Charlottesville Tribune
- Type: Weekly newspaper
- Editor: Fleming E. Alexander, T. J. Sellers
- Launched: 1950
- Ceased publication: 1951
- City: Charlottesville
- Country: United States
- OCLC number: 32252741

= The Charlottesville Tribune =

Newspaper in Virginia

The Charlottesville Tribune was a weekly newspaper in Charlottesville, Virginia, that began in 1950 and ran through at least 1951. It is distinct from the Charlottesville-Albemarle Tribune, a separate newspaper with different founders that began publication in 1954.

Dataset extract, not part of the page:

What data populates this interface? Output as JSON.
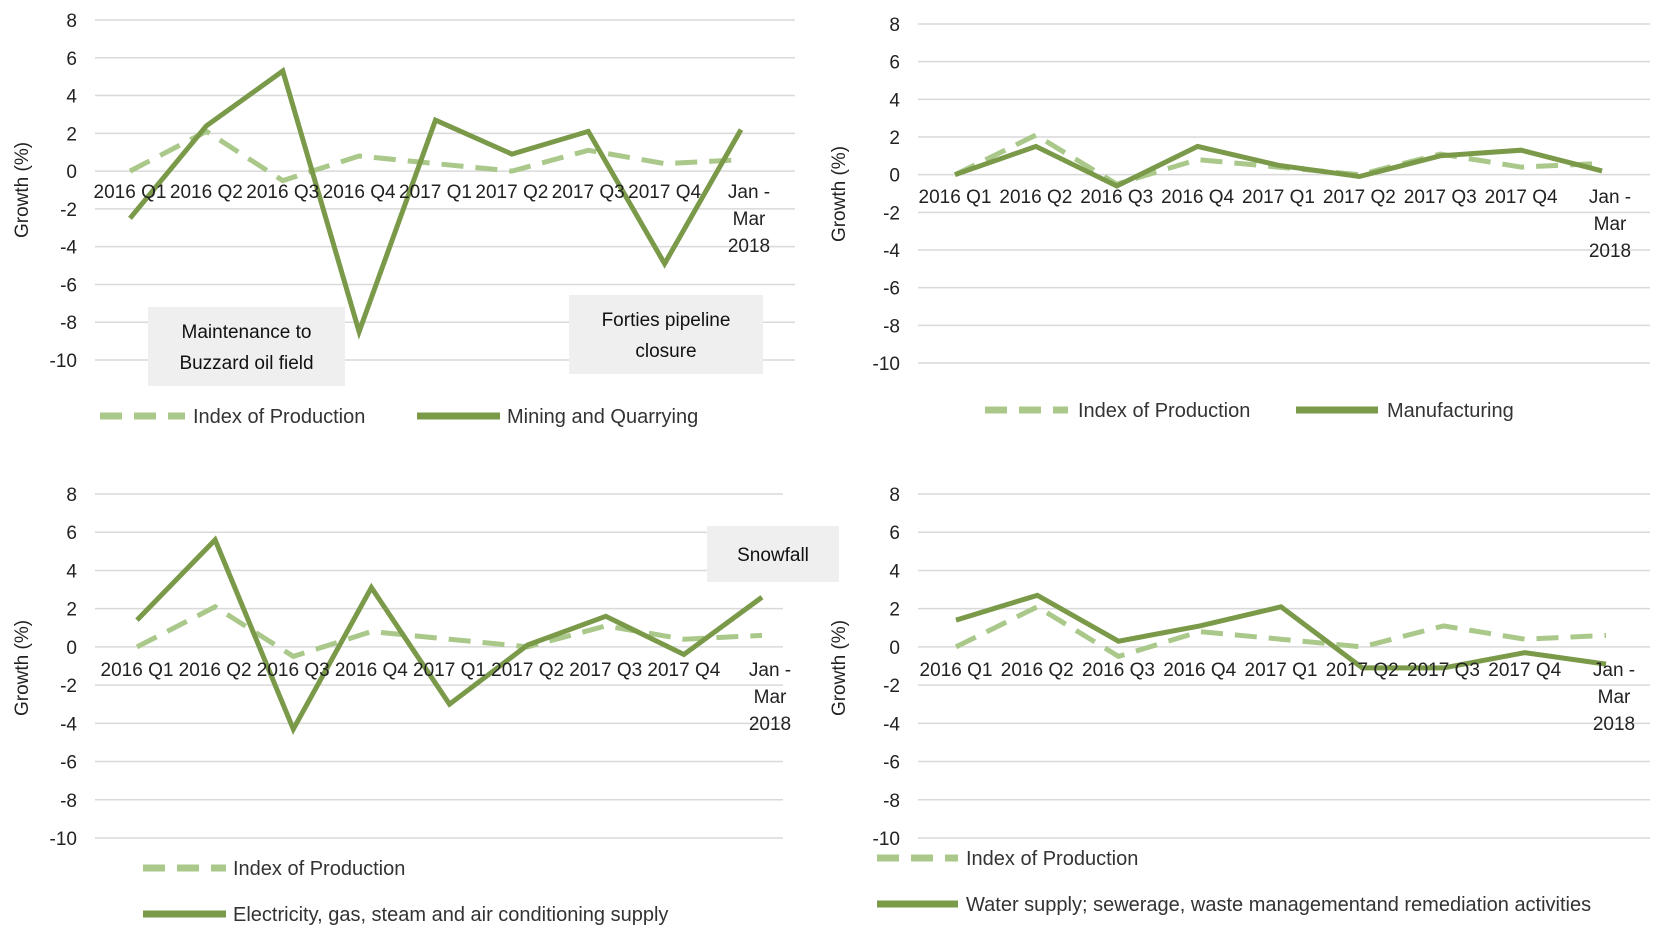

Written by and for members of Charlottesville's African American community, the Tribune covered local news and events; national news; and commentary, much relating to the status of Black Americans. It is notable for its editorials, often composed by T. J. Sellers, who was a prominent member of the community and a strong voice for integration and interracial collaboration in Charlottesville.

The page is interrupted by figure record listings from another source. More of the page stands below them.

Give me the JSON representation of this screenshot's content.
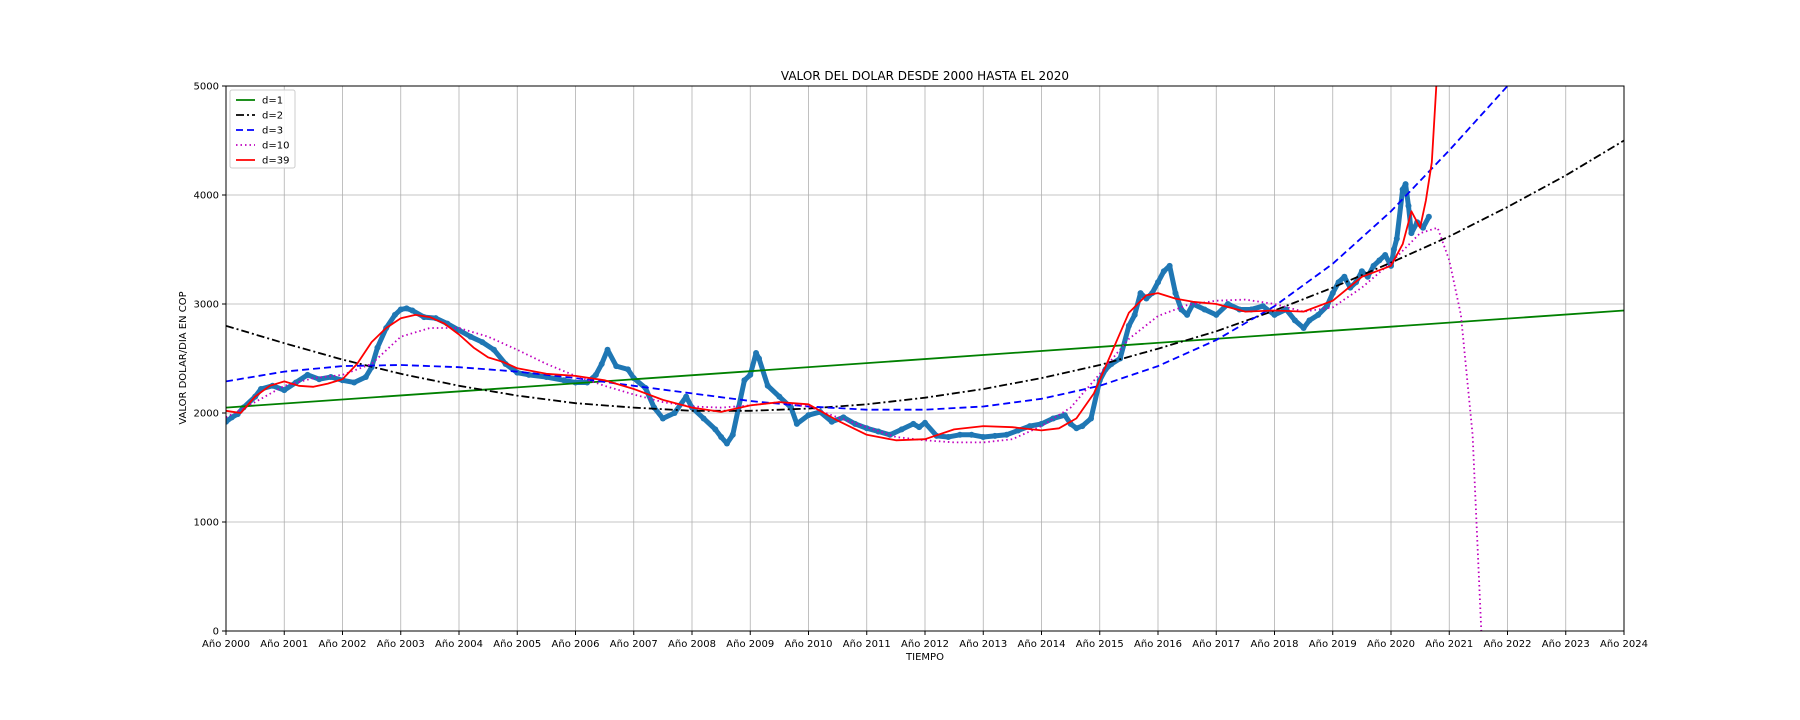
{
  "chart_data": {
    "type": "line",
    "title": "VALOR DEL DOLAR DESDE 2000 HASTA EL 2020",
    "xlabel": "TIEMPO",
    "ylabel": "VALOR DOLAR/DIA EN COP",
    "xlim": [
      2000,
      2024
    ],
    "ylim": [
      0,
      5000
    ],
    "grid": true,
    "legend_position": "top-left",
    "x_ticks": [
      2000,
      2001,
      2002,
      2003,
      2004,
      2005,
      2006,
      2007,
      2008,
      2009,
      2010,
      2011,
      2012,
      2013,
      2014,
      2015,
      2016,
      2017,
      2018,
      2019,
      2020,
      2021,
      2022,
      2023,
      2024
    ],
    "x_tick_labels": [
      "Año 2000",
      "Año 2001",
      "Año 2002",
      "Año 2003",
      "Año 2004",
      "Año 2005",
      "Año 2006",
      "Año 2007",
      "Año 2008",
      "Año 2009",
      "Año 2010",
      "Año 2011",
      "Año 2012",
      "Año 2013",
      "Año 2014",
      "Año 2015",
      "Año 2016",
      "Año 2017",
      "Año 2018",
      "Año 2019",
      "Año 2020",
      "Año 2021",
      "Año 2022",
      "Año 2023",
      "Año 2024"
    ],
    "y_ticks": [
      0,
      1000,
      2000,
      3000,
      4000,
      5000
    ],
    "y_tick_labels": [
      "0",
      "1000",
      "2000",
      "3000",
      "4000",
      "5000"
    ],
    "scatter_series": {
      "color": "#1f77b4",
      "x": [
        2000.0,
        2000.1,
        2000.2,
        2000.3,
        2000.5,
        2000.6,
        2000.8,
        2001.0,
        2001.2,
        2001.4,
        2001.6,
        2001.8,
        2002.0,
        2002.2,
        2002.4,
        2002.5,
        2002.6,
        2002.75,
        2002.9,
        2003.0,
        2003.1,
        2003.2,
        2003.4,
        2003.6,
        2003.8,
        2004.0,
        2004.2,
        2004.4,
        2004.6,
        2004.8,
        2005.0,
        2005.2,
        2005.5,
        2005.8,
        2006.0,
        2006.2,
        2006.35,
        2006.45,
        2006.55,
        2006.7,
        2006.9,
        2007.0,
        2007.2,
        2007.35,
        2007.5,
        2007.7,
        2007.9,
        2008.0,
        2008.2,
        2008.4,
        2008.5,
        2008.6,
        2008.7,
        2008.8,
        2008.9,
        2009.0,
        2009.1,
        2009.15,
        2009.3,
        2009.5,
        2009.7,
        2009.8,
        2010.0,
        2010.2,
        2010.4,
        2010.6,
        2010.8,
        2011.0,
        2011.2,
        2011.4,
        2011.6,
        2011.8,
        2011.9,
        2012.0,
        2012.2,
        2012.4,
        2012.6,
        2012.8,
        2013.0,
        2013.2,
        2013.4,
        2013.6,
        2013.8,
        2014.0,
        2014.2,
        2014.4,
        2014.5,
        2014.6,
        2014.7,
        2014.85,
        2015.0,
        2015.1,
        2015.2,
        2015.35,
        2015.5,
        2015.6,
        2015.7,
        2015.8,
        2015.9,
        2016.0,
        2016.1,
        2016.2,
        2016.3,
        2016.4,
        2016.5,
        2016.6,
        2016.8,
        2017.0,
        2017.2,
        2017.4,
        2017.6,
        2017.8,
        2018.0,
        2018.2,
        2018.35,
        2018.5,
        2018.6,
        2018.75,
        2018.9,
        2019.0,
        2019.1,
        2019.2,
        2019.3,
        2019.4,
        2019.5,
        2019.6,
        2019.7,
        2019.8,
        2019.9,
        2020.0,
        2020.05,
        2020.1,
        2020.2,
        2020.25,
        2020.3,
        2020.35,
        2020.45,
        2020.55,
        2020.65
      ],
      "y": [
        1920,
        1960,
        1990,
        2050,
        2150,
        2220,
        2250,
        2210,
        2280,
        2350,
        2310,
        2330,
        2300,
        2280,
        2330,
        2420,
        2600,
        2780,
        2900,
        2950,
        2960,
        2940,
        2880,
        2870,
        2820,
        2760,
        2700,
        2650,
        2580,
        2450,
        2370,
        2350,
        2330,
        2300,
        2280,
        2280,
        2350,
        2450,
        2580,
        2430,
        2400,
        2320,
        2230,
        2050,
        1950,
        2000,
        2150,
        2050,
        1950,
        1850,
        1780,
        1720,
        1800,
        2050,
        2300,
        2350,
        2550,
        2500,
        2250,
        2150,
        2050,
        1900,
        1980,
        2010,
        1920,
        1960,
        1900,
        1860,
        1830,
        1800,
        1850,
        1900,
        1870,
        1910,
        1790,
        1780,
        1800,
        1800,
        1780,
        1790,
        1800,
        1840,
        1880,
        1900,
        1950,
        1980,
        1900,
        1860,
        1880,
        1950,
        2300,
        2400,
        2450,
        2500,
        2800,
        2900,
        3100,
        3050,
        3100,
        3200,
        3300,
        3350,
        3100,
        2950,
        2900,
        3000,
        2950,
        2900,
        3000,
        2950,
        2950,
        2980,
        2900,
        2950,
        2850,
        2780,
        2850,
        2900,
        2980,
        3100,
        3200,
        3250,
        3150,
        3200,
        3300,
        3250,
        3350,
        3400,
        3450,
        3350,
        3500,
        3600,
        4050,
        4100,
        3900,
        3650,
        3750,
        3700,
        3800
      ]
    },
    "series": [
      {
        "name": "d=1",
        "color": "#008000",
        "style": "solid",
        "x": [
          2000,
          2024
        ],
        "y": [
          2050,
          2940
        ]
      },
      {
        "name": "d=2",
        "color": "#000000",
        "style": "dashdot",
        "x": [
          2000,
          2001,
          2002,
          2003,
          2004,
          2005,
          2006,
          2007,
          2008,
          2009,
          2010,
          2011,
          2012,
          2013,
          2014,
          2015,
          2016,
          2017,
          2018,
          2019,
          2020,
          2021,
          2022,
          2023,
          2024
        ],
        "y": [
          2800,
          2640,
          2490,
          2360,
          2250,
          2160,
          2090,
          2050,
          2020,
          2020,
          2040,
          2080,
          2140,
          2220,
          2320,
          2440,
          2590,
          2750,
          2940,
          3150,
          3380,
          3620,
          3890,
          4180,
          4500
        ]
      },
      {
        "name": "d=3",
        "color": "#0000ff",
        "style": "dashed",
        "x": [
          2000,
          2001,
          2002,
          2003,
          2004,
          2005,
          2006,
          2007,
          2008,
          2009,
          2010,
          2011,
          2012,
          2013,
          2014,
          2015,
          2016,
          2017,
          2018,
          2019,
          2020,
          2021,
          2022,
          2023
        ],
        "y": [
          2290,
          2380,
          2430,
          2440,
          2420,
          2380,
          2320,
          2250,
          2180,
          2110,
          2060,
          2030,
          2030,
          2060,
          2130,
          2250,
          2430,
          2670,
          2980,
          3370,
          3850,
          4410,
          5000,
          5700
        ]
      },
      {
        "name": "d=10",
        "color": "#bf00bf",
        "style": "dotted",
        "x": [
          2000,
          2000.5,
          2001,
          2001.5,
          2002,
          2002.5,
          2003,
          2003.5,
          2004,
          2004.5,
          2005,
          2005.5,
          2006,
          2006.5,
          2007,
          2007.5,
          2008,
          2008.5,
          2009,
          2009.5,
          2010,
          2010.5,
          2011,
          2011.5,
          2012,
          2012.5,
          2013,
          2013.5,
          2014,
          2014.5,
          2015,
          2015.5,
          2016,
          2016.5,
          2017,
          2017.5,
          2018,
          2018.5,
          2019,
          2019.5,
          2020,
          2020.5,
          2020.8,
          2021,
          2021.2,
          2021.4,
          2021.55
        ],
        "y": [
          1960,
          2100,
          2250,
          2320,
          2350,
          2450,
          2700,
          2780,
          2780,
          2700,
          2580,
          2450,
          2340,
          2250,
          2170,
          2100,
          2060,
          2050,
          2070,
          2100,
          2060,
          1960,
          1870,
          1780,
          1750,
          1730,
          1730,
          1760,
          1880,
          2050,
          2360,
          2680,
          2890,
          2990,
          3030,
          3040,
          3000,
          2930,
          2970,
          3150,
          3380,
          3650,
          3700,
          3400,
          2900,
          1800,
          0
        ]
      },
      {
        "name": "d=39",
        "color": "#ff0000",
        "style": "solid",
        "x": [
          2000,
          2000.25,
          2000.5,
          2000.75,
          2001,
          2001.25,
          2001.5,
          2001.75,
          2002,
          2002.25,
          2002.5,
          2002.75,
          2003,
          2003.25,
          2003.5,
          2003.75,
          2004,
          2004.25,
          2004.5,
          2004.75,
          2005,
          2005.5,
          2006,
          2006.5,
          2007,
          2007.5,
          2008,
          2008.5,
          2009,
          2009.5,
          2010,
          2010.5,
          2011,
          2011.5,
          2012,
          2012.5,
          2013,
          2013.5,
          2014,
          2014.3,
          2014.6,
          2014.9,
          2015.2,
          2015.5,
          2015.8,
          2016,
          2016.3,
          2016.6,
          2017,
          2017.5,
          2018,
          2018.5,
          2019,
          2019.5,
          2020,
          2020.2,
          2020.35,
          2020.5,
          2020.6,
          2020.7,
          2020.8,
          2020.9
        ],
        "y": [
          2020,
          2000,
          2150,
          2250,
          2290,
          2250,
          2240,
          2270,
          2310,
          2450,
          2650,
          2780,
          2870,
          2900,
          2880,
          2820,
          2720,
          2600,
          2510,
          2470,
          2410,
          2360,
          2340,
          2300,
          2220,
          2120,
          2050,
          2010,
          2070,
          2100,
          2080,
          1930,
          1800,
          1750,
          1760,
          1850,
          1880,
          1870,
          1840,
          1860,
          1950,
          2180,
          2550,
          2920,
          3080,
          3100,
          3050,
          3020,
          3000,
          2930,
          2940,
          2930,
          3030,
          3250,
          3350,
          3550,
          3850,
          3700,
          3950,
          4300,
          5200,
          5700
        ]
      }
    ]
  }
}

The paper was an offshoot of the Roanoke Tribune and was edited by F. E. Alexander, founder of the Roanoke Tribune, and Charlottesville-born journalist T. J. Sellers.

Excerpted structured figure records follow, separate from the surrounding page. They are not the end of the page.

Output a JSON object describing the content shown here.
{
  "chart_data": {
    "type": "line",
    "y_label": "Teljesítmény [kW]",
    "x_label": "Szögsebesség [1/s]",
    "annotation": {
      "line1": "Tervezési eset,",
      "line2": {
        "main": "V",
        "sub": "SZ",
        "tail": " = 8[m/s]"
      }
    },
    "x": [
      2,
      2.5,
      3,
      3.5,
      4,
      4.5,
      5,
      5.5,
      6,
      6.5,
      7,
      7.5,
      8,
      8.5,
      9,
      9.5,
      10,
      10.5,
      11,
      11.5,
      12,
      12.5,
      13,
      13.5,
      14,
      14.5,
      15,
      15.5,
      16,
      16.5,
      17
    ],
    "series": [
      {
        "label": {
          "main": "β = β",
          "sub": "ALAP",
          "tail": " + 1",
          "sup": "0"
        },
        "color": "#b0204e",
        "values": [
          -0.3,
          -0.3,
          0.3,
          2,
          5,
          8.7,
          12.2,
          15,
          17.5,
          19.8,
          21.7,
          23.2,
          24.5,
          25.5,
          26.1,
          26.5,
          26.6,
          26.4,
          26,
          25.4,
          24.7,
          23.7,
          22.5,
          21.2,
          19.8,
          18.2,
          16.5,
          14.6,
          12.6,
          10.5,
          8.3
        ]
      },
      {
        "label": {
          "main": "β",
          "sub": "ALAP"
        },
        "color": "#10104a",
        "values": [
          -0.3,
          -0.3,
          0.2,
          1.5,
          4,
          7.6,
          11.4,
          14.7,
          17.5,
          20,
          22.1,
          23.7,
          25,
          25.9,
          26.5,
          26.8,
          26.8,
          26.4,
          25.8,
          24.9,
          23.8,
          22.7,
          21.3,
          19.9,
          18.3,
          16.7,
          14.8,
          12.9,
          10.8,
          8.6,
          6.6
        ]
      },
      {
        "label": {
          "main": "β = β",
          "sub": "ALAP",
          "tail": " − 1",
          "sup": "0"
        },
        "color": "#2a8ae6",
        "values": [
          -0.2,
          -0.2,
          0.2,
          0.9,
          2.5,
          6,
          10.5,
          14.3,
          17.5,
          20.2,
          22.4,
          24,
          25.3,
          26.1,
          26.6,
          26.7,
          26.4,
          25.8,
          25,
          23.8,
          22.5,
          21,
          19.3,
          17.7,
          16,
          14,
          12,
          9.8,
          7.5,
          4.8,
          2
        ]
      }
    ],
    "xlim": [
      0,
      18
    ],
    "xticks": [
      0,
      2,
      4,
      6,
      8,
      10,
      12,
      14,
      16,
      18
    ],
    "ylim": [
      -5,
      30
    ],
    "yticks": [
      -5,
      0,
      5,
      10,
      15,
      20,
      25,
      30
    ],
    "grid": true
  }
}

F. E. Alexander also composed editorials, and these are significant for the precision of arguments and evidence of his particular perspective of how realistic integration efforts are: in one published in January 1951 he noted "our people need a deeper sense of race pride and self respect. Above all they need a sane, sober, and deeper respect for womanhood, particularly the womanhood of our own race."

The broader significance of Sellers' and Alexanders' editorials has to do with their illumination of mid-20th century Charlottesville, a Southern city known for its at times troubled racial history, through the eyes of the African American intellectuals who lived there.